Le plus extraordinaire ne se produisit que deux jours plus tard. La nouvelle se répandit dans toute la Franche-Comté et l’on en parle encore un siècle plus tard. La Loue dont la source coule pourtant à dix-sept kilomètres du Doubs, prit une couleur verte et se mit à embaumer l’absinthe dans toute la vallée. Grâce à cet incendie, on venait de découvrir que la Loue est en fait une résurgence du Doubs.

Et la Vouivre ?

La Vouivre ! C’est un personnage mythique immortel qui commande aux serpents depuis la nuit des temps.

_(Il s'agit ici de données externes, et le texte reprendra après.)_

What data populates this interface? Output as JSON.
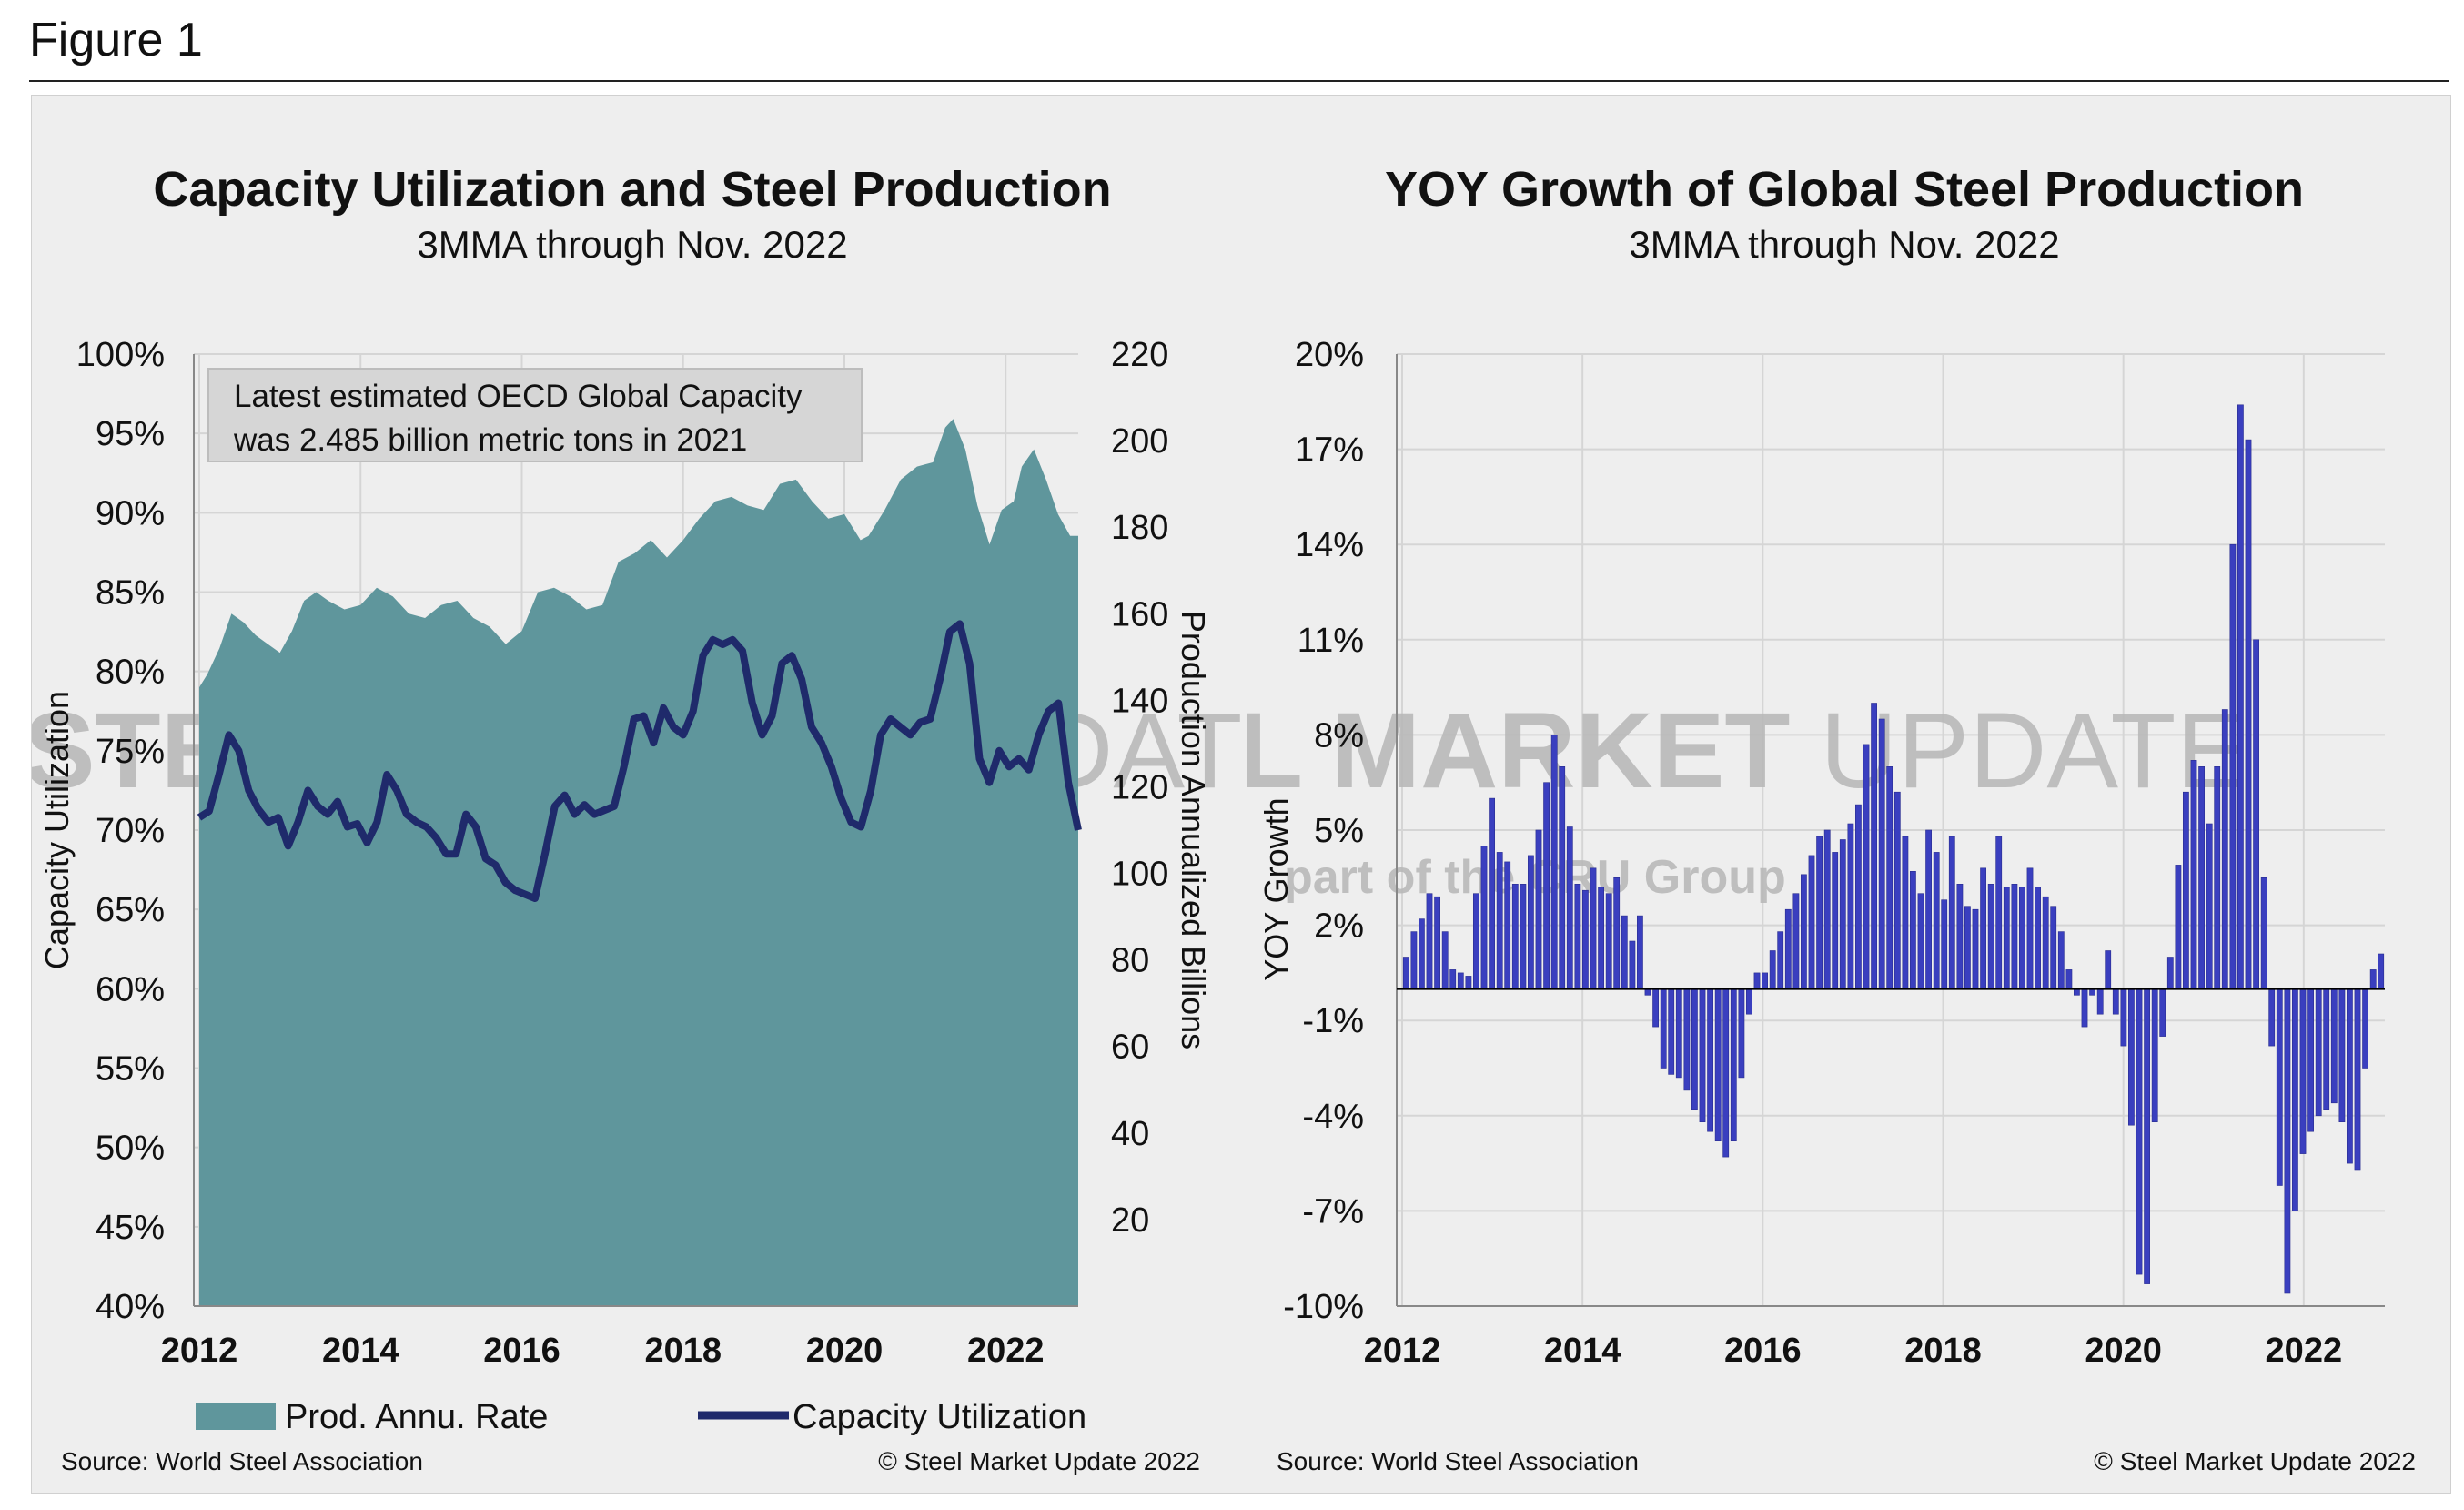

La plupart du temps, elle est elle-même un serpent ailé qui file dans les airs comme un trait de feu. Mais parfois, elle retire son escarboucle, un diamant énorme qu’elle porte sur le front, et la pose sur la berge pour aller se baigner dans les eaux de la Loue ou du Pontet. Mais malheur à qui voudrait lui dérober la précieuse pierre aux vertus extraordinaires pendant son bain. Nombreux ont essayé, et on le les a jamais revus. Le plus extraordinaire est que dès qu’elle pose son escarboucle, le serpent fantastique se transforme en femme, une femme nue et belle à en rendre les hommes totalement fous.

Rien n’interdit de penser qu’un soir, au clair de lune et lors de son bain, La Vouivre en ait bu l’eau et se soit livrée à une folle bacchanale avec Gustave, pour l’occasion ressuscité.